Workflow 2: Comparative Evaluation¶

Research Question: "Which models are statistically distinguishable?"

Duration: 5-10 minutes

Objective¶

Perform rigorous statistical comparison of model sets by accounting for confidence intervals. Identify which performance differences are real signal vs. measurement noise.

The cluster tool groups models into overlapping clusters where members are statistically indistinguishable.
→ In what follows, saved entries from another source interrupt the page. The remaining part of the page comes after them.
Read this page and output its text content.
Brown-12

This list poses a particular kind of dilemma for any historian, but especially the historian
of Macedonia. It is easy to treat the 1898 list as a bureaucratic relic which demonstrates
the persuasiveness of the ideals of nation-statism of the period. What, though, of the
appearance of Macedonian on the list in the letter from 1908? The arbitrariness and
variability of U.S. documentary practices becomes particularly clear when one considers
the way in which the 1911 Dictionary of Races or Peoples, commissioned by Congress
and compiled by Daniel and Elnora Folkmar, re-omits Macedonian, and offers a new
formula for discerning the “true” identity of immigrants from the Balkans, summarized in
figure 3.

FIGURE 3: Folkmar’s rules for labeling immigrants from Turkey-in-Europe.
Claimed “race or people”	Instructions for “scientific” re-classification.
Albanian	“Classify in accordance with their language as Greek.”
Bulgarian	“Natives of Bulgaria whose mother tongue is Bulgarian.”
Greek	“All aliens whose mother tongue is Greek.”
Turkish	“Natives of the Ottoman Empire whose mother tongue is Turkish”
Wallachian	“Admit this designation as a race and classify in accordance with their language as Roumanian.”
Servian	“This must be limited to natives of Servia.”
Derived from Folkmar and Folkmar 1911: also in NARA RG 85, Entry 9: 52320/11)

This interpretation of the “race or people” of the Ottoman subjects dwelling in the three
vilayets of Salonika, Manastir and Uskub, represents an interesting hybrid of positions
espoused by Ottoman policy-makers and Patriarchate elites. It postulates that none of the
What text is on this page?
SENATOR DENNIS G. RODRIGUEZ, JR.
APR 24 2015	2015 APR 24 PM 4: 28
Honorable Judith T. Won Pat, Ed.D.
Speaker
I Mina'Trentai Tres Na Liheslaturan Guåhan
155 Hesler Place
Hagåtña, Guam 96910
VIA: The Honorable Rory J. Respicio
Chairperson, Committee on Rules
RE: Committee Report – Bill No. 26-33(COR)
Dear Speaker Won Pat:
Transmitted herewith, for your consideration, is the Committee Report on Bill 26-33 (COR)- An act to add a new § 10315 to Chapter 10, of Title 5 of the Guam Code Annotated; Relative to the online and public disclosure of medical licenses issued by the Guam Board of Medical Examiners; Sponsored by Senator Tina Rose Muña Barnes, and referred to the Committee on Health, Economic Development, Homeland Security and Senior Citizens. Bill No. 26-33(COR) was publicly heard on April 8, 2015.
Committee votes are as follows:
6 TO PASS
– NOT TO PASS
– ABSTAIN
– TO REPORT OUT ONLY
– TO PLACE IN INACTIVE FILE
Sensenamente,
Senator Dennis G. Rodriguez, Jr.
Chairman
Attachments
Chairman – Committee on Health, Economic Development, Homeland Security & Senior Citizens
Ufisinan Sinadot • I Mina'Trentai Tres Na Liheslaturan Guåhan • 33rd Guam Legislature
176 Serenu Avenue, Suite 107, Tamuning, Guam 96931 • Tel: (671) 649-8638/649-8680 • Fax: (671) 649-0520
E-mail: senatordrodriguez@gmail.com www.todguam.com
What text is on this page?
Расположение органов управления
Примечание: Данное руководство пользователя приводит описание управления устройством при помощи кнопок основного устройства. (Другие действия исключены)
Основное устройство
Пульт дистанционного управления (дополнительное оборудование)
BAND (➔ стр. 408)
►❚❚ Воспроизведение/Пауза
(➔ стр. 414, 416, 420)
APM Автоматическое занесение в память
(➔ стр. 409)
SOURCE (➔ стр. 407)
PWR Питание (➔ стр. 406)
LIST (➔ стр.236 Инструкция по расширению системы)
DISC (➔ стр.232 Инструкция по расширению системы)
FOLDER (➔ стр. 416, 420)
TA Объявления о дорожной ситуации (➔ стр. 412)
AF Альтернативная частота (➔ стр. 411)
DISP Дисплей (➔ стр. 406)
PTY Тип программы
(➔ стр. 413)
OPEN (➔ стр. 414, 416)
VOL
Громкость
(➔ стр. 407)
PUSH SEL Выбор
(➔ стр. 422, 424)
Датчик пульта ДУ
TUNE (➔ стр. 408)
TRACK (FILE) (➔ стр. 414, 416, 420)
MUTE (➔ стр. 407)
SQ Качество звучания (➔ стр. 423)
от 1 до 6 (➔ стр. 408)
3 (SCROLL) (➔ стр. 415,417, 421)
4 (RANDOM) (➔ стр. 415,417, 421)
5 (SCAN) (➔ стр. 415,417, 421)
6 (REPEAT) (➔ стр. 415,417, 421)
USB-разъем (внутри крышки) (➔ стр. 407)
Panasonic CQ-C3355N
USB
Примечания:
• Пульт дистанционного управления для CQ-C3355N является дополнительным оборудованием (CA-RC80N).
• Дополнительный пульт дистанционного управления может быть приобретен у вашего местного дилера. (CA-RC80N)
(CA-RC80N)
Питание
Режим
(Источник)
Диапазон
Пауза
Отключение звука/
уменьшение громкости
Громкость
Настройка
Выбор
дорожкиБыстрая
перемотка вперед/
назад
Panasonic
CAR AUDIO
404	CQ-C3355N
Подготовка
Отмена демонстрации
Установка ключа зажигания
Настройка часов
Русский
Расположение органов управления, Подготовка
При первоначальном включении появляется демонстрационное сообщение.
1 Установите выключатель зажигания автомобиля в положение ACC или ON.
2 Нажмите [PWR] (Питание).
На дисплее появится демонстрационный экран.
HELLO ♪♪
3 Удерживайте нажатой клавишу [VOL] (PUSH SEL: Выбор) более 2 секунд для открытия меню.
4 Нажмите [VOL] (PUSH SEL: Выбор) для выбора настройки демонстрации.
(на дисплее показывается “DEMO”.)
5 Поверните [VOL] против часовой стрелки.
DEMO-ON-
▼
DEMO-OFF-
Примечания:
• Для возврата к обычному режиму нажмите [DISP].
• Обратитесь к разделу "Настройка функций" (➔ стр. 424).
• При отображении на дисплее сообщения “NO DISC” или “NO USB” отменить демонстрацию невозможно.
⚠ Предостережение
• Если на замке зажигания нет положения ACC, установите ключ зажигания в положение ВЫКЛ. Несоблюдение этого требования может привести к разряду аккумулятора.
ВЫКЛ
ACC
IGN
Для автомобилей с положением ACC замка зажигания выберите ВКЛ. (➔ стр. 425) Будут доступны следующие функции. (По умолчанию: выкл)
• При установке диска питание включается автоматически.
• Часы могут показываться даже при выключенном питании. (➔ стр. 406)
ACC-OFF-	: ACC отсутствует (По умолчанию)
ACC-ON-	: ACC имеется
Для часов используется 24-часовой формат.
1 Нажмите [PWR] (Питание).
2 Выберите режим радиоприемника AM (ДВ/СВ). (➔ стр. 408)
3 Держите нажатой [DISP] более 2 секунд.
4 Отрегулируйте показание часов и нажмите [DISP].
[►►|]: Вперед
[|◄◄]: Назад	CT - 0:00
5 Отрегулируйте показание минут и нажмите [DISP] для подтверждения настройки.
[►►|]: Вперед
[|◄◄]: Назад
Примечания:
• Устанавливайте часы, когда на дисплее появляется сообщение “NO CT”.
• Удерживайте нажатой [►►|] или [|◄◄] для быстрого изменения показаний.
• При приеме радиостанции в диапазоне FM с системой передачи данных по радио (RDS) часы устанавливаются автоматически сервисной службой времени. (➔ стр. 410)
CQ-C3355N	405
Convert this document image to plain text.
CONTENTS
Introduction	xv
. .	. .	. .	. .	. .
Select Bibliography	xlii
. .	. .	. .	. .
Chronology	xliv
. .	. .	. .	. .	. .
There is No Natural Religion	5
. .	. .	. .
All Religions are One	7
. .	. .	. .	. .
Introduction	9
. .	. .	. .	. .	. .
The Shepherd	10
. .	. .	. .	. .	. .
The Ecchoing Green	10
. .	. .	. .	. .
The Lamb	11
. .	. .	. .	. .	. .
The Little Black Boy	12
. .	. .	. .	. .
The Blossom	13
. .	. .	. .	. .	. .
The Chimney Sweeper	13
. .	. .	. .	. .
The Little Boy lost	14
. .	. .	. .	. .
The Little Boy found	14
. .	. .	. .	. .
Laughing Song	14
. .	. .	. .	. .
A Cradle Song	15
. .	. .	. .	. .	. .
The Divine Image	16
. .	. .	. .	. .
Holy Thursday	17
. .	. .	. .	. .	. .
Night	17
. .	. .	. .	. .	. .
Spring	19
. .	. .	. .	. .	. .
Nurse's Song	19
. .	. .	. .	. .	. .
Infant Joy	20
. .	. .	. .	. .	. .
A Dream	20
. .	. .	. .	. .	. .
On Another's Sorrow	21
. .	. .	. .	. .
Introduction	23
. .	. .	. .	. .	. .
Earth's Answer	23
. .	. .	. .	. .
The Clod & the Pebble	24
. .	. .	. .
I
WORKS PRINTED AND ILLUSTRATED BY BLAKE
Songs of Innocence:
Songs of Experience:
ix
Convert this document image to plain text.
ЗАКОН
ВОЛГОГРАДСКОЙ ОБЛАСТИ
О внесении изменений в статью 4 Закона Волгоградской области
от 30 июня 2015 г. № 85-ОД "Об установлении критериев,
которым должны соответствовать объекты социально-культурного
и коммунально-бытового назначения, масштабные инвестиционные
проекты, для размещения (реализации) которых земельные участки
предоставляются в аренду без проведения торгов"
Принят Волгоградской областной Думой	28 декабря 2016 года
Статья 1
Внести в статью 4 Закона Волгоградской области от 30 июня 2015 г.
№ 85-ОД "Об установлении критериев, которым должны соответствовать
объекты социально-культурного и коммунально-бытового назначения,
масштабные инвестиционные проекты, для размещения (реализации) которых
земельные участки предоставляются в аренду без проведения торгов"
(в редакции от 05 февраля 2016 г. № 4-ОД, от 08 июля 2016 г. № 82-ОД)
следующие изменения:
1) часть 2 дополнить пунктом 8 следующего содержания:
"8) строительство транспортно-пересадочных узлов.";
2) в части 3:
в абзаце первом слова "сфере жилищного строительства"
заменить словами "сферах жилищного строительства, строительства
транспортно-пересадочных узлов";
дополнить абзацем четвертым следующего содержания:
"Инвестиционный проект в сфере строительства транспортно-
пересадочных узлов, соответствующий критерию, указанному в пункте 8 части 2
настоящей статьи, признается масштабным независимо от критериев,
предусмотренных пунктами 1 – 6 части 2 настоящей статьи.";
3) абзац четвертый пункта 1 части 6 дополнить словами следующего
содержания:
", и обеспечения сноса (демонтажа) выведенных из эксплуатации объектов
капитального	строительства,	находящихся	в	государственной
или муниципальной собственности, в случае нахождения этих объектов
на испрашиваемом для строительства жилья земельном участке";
Models can belong to multiple clusters due to overlapping confidence intervals, revealing the true complexity of model comparisons.

When to Use This Workflow¶

You've identified 3-10 candidate models from Workflow 1: Ranking
Aggregate scores are similar and you need to know if differences are real
Comparing models from the same family (e.g., Llama 3.3 70B vs Llama 3.1 70B)
Evaluating whether your new model is truly better than baselines
Creating statistically-sound comparison reports

Primary Tool: `cluster`¶

The cluster subcommand: 1. Computes confidence intervals for each model at specified difficulty level 2. Identifies maximal sets of models with overlapping CIs 3. Groups models into clusters (members are statistically indistinguishable) 4. Handles overlapping memberships (model can be in multiple clusters) 5. Can split analysis by: tier (task groups), base_task (individual tasks), or surface (task sub-spaces)

Basic Workflow¶

Step 1: Identify Candidates for Comparison¶

From Workflow 1, you should have: - 3-10 candidate models (eval_ids or filter criteria) - Tasks of interest (optional - can compare across all tasks)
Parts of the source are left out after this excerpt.